The singing cast all met the demands of the music extremely well, with no weak links. The title role of the barber Figaro was taken with verve and energy to burn by Christopher Maltman. His characteristically ironic facial expression totally suited his role as the man who is the facilitator and commentator of much of the comic fun. His flexible, nimble voice vividly projected the high-speed text of the famous aria Largo al factotum, so clearly an inspiration for the later patter songs of Gilbert and Sullivan.
Isabel Leonard was delightful as the heroine, Rosina. Unusually in the operatic canon, this heroine is an alto, but the part is often taken by a mezzo-soprano and that was the case here. Leonard gave a sparkling, fiery performance as the young woman who is subdued but by no means beaten by her overbearing guardian. Vocally she was superb, and visually she produced some of the best acting of the show with her variety of facial expressions all clearly projected.
Tenor Lawrence Brownlee sang the romantic lead role of Count Almaviva. When well done, this role draws all the loudest cheers since he has no soprano rival for the high notes! His high notes were certainly impressive, but even more so was the use of all registers of the voice and all levels of volume. "Stand and deliver" singing this definitely was not!
Bass Maurizio Muraro sang the role of the guardian, Dr. Bartolo. His voice had the necessary weight and emphasis, while still negotiating his patter arias with precision and clarity. His acting clearly conveyed all the varied emotions of the man, from the lover to the stern pater familias and the baffled conspirator undone by conspiracy. Much of the comedy of the piece depends on the pompous Bartolo, and Muraro absolutely delivered the goods.

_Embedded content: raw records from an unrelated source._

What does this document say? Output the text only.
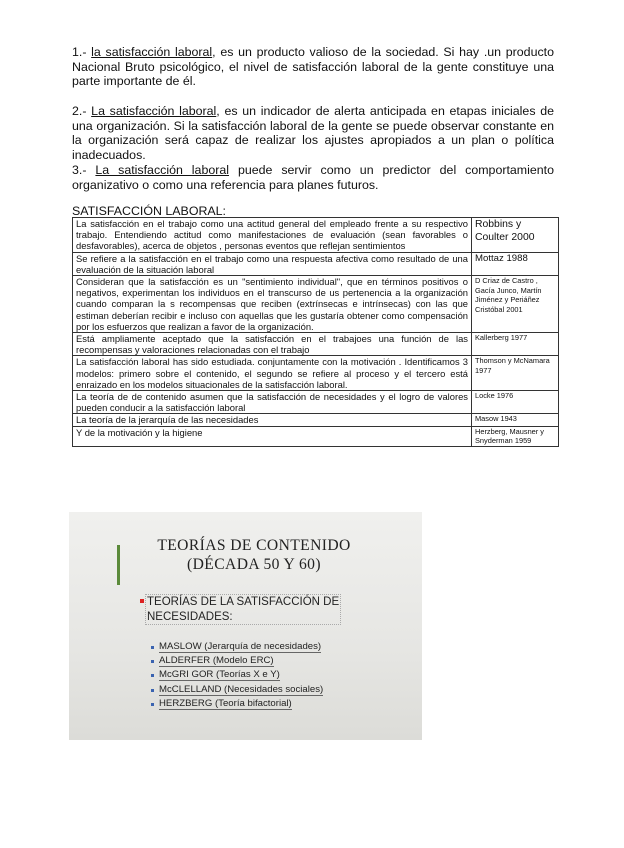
1.- la satisfacción laboral, es un producto valioso de la sociedad. Si hay .un producto Nacional Bruto psicológico, el nivel de satisfacción laboral de la gente constituye una parte importante de él.
2.- La satisfacción laboral, es un indicador de alerta anticipada en etapas iniciales de una organización. Si la satisfacción laboral de la gente se puede observar constante en la organización será capaz de realizar los ajustes apropiados a un plan o política inadecuados.
3.- La satisfacción laboral puede servir como un predictor del comportamiento organizativo o como una referencia para planes futuros.
SATISFACCIÓN LABORAL:
La satisfacción en el trabajo como una actitud general del empleado frente a su respectivo trabajo. Entendiendo actitud como manifestaciones de evaluación (sean favorables o desfavorables), acerca de objetos , personas eventos que reflejan sentimientos	Robbins y Coulter 2000
Se refiere a la satisfacción en el trabajo como una respuesta afectiva como resultado de una evaluación de la situación laboral	Mottaz 1988
Consideran que la satisfacción es un "sentimiento individual", que en términos positivos o negativos, experimentan los individuos en el transcurso de us pertenencia a la organización cuando comparan la s recompensas que reciben (extrínsecas e intrínsecas) con las que estiman deberían recibir e incluso con aquellas que les gustaría obtener como compensación por los esfuerzos que realizan a favor de la organización.	D Criaz de Castro , Gacía Junco, Martín Jiménez y Periáñez Cristóbal 2001
Está ampliamente aceptado que la satisfacción en el trabajoes una función de las recompensas y valoraciones relacionadas con el trabajo	Kallerberg 1977
La satisfacción laboral has sido estudiada. conjuntamente con la motivación . Identificamos 3 modelos: primero sobre el contenido, el segundo se refiere al proceso y el tercero está enraizado en los modelos situacionales de la satisfacción laboral.	Thomson y McNamara 1977
La teoría de de contenido asumen que la satisfacción de necesidades y el logro de valores pueden conducir a la satisfacción laboral	Locke 1976
La teoría de la jerarquía de las necesidades	Masow 1943
Y de la motivación y la higiene	Herzberg, Mausner y Snyderman 1959
TEORÍAS DE CONTENIDO
(DÉCADA 50 Y 60)
TEORÍAS DE LA SATISFACCIÓN DE
NECESIDADES:
MASLOW (Jerarquía de necesidades)
ALDERFER (Modelo ERC)
McGRI GOR (Teorías X e Y)
McCLELLAND (Necesidades sociales)
HERZBERG (Teoría bifactorial)
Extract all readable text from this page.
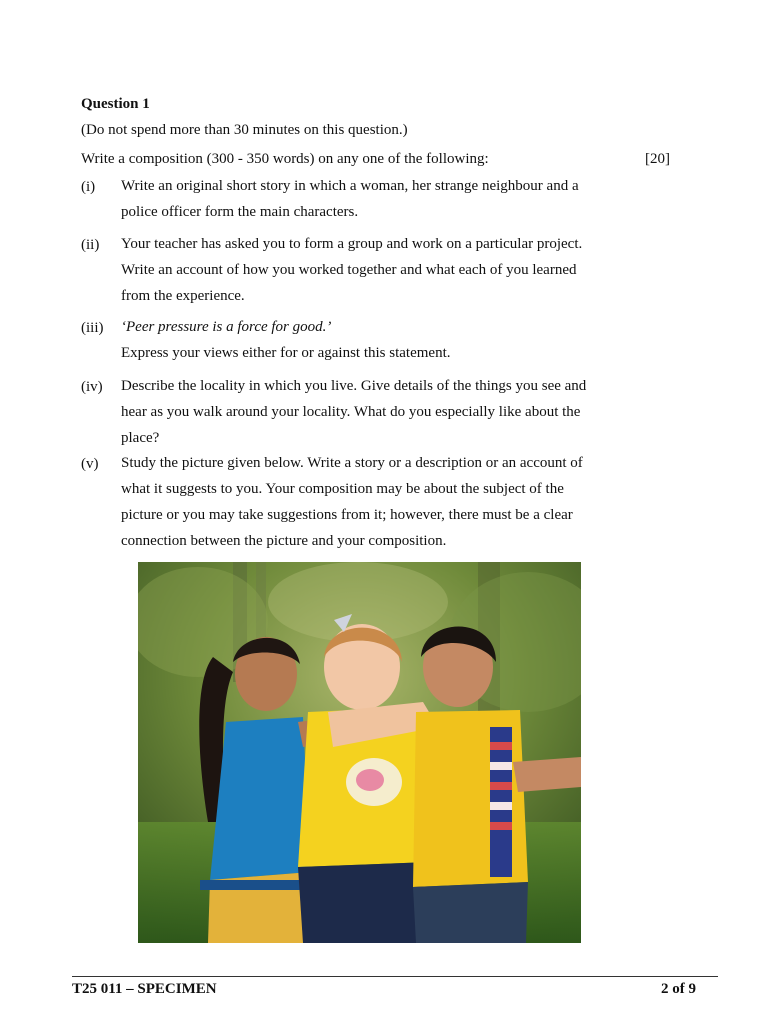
Question 1
(Do not spend more than 30 minutes on this question.)
Write a composition (300 - 350 words) on any one of the following:	[20]
(i) Write an original short story in which a woman, her strange neighbour and a
police officer form the main characters.
(ii) Your teacher has asked you to form a group and work on a particular project.
Write an account of how you worked together and what each of you learned
from the experience.
(iii) ‘Peer pressure is a force for good.’
Express your views either for or against this statement.
(iv) Describe the locality in which you live. Give details of the things you see and
hear as you walk around your locality. What do you especially like about the
place?
(v) Study the picture given below. Write a story or a description or an account of
what it suggests to you. Your composition may be about the subject of the
picture or you may take suggestions from it; however, there must be a clear
connection between the picture and your composition.
T25 011 – SPECIMEN	2 of 9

Paata Burchuladze made the most of his more limited scenes as the music teacher, Don Basilio. His costume was impossible to miss (people kept colliding with his hat, for instance), and his somewhat vacant expression lent an interesting appearance to the role. Vocally, his deep bass contrasted well with the similar ranges of Bartolo and Figaro.
Due to the Cineplex's annoying habit of giving only a partial cast listing, I can't get the names of the two servants in Dr. Bartolo's house. More's the pity, because the elderly manservant, Ambrogio, provided plenty of good laughs with his facial expressions -- classic "sad clown" without the clown makeup -- and his numerous pratfalls. The old nurse, Berta, gave a fine account of her one aria in Act II. Also commendable was the performance in the first scene only of Almaviva's servant, Fiorello.
Conductor Michele Mariotti led the Met orchestra in a fiery, nicely detailed account of the famous overture (which, by the way, was drawn in part from two earlier Rossini overtures and therefore contains none of the music to be heard in the opera itself!). He then moved the proceedings onwards with zest and vigour throughout, the orchestra characterful in Rossini's best vintage champagne. There was plenty of fizz and sparkle in the patter arias and the storm interlude in Act II was powerful without being overpowering.
All in all, a wonderful account of one of the staples of the operatic repertoire, breathing freshness into every moment of the score!
The camera work was very commendable too, with less of the extreme close-ups sometimes used and a nice variety of angles and distances. While one really should attend the opera live, the Met in HD series provides a fine alternative for those of us who can't afford to drop $1000 ever so casually for a weekend in New York City multiple times a year.